For pain or discomfort, moist heat can help. You can purchase gel packs and thera-bead packs that can be heated in a microwave for fast, easy and portable help with the soreness. You can also use ordinary rice in a sock and heat it in the microwave. Try using a herbal heating pack at night (that's what this Researcher used). Not only does it help with soreness, but the vapours help you sleep. Doctors aren't all aware that significant pain can be part of this ordeal. If you need medication, ask for it. If the doctor doubts the pain is real, refer him to the recently published The Facial Nerve, 2nd Edition for documentation.

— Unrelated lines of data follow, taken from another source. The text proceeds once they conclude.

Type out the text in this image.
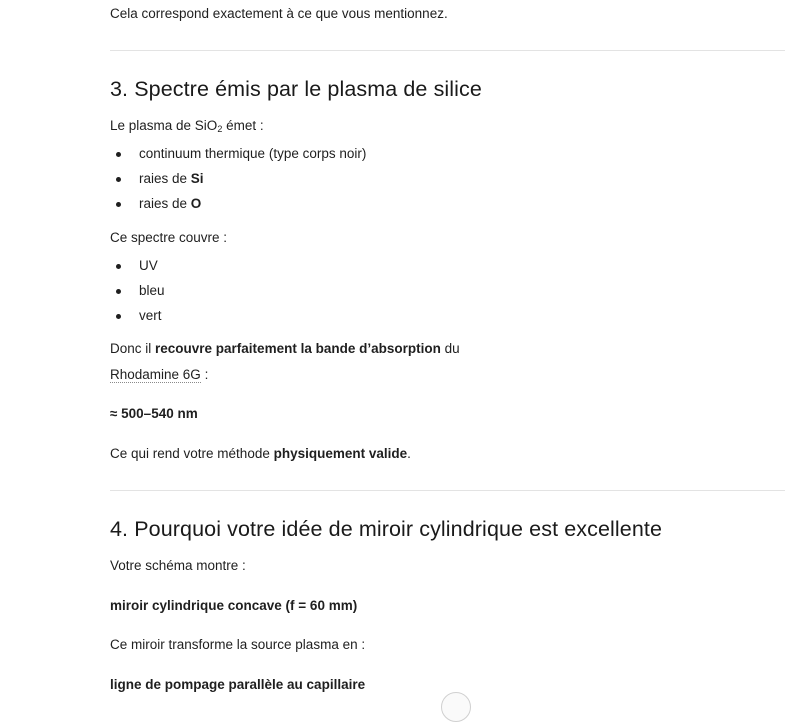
Cela correspond exactement à ce que vous mentionnez.

3. Spectre émis par le plasma de silice

Le plasma de SiO$_2$ émet :

continuum thermique (type corps noir)
raies de Si
raies de O

Ce spectre couvre :

UV
bleu
vert

Donc il recouvre parfaitement la bande d’absorption du

Rhodamine 6G :

≈ 500–540 nm

Ce qui rend votre méthode physiquement valide.

4. Pourquoi votre idée de miroir cylindrique est excellente

Votre schéma montre :

miroir cylindrique concave (f = 60 mm)

Ce miroir transforme la source plasma en :

ligne de pompage parallèle au capillaire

Eye care is the most important concern in the early days of Bell's Palsy. Maintenance of moisture and protection from debris are important functions that are frequently disrupted with seventh nerve damage. Permanent damage to the cornea is a risk if care is not taken to protect the eye.
Helping with Dry Eyes
Manually blink your eye using the back of your finger at regular intervals, and especially when it feels dry. Maintain moisture during the day with artificial tears. Look for a brand that is labelled for sensitive eyes, non-allergenic, or preservative free. Use at least 4-5 times a day, or as you feel your eye becoming dry. For additional moisture retention, as well as protection from wind and debris, try a patch. For night time protection if your eye will not close, lubricants (gel or ointment) or lubricants combined with a patch are a good solution. Gels are thicker than artificial tears due to the addition of mineral oil. But they can make the vision blurry, so you won't want to use them during the daytime. By adding the 'pirate's patch' (as the Researcher's son calls it), you not only add protection from debris and injury, you also keep light out and may find it easier to fall asleep. If you use the patch, try adding a bit of plastic wrap to help keep the patch from shifting around during the night. You can also tape your eye shut during the night, but a word of caution - it is all too easy to incorrectly tape the lid shut, and then the eyelid can pop open during the night exposing the eye to more damage than without the tape. If you experience any burning or stinging with the gels or drops, see your ophthalmologist for further help.
Most people who develop Bell's Palsy will recover completely and spontaneously 3 within three months. Residual effects can include eye problems (decreased lid closure/increased lid closure, dryness/excessive watering/watering during eating4), nasal problems (runny nose, dryness, collapsed nostril) and others. Generally the longer the recovery takes beyond the initial three months, the more severe the residual effects. There are exercises that you can do that might decrease your recovery time, but as with any exercise routine speak with your doctor first before beginning.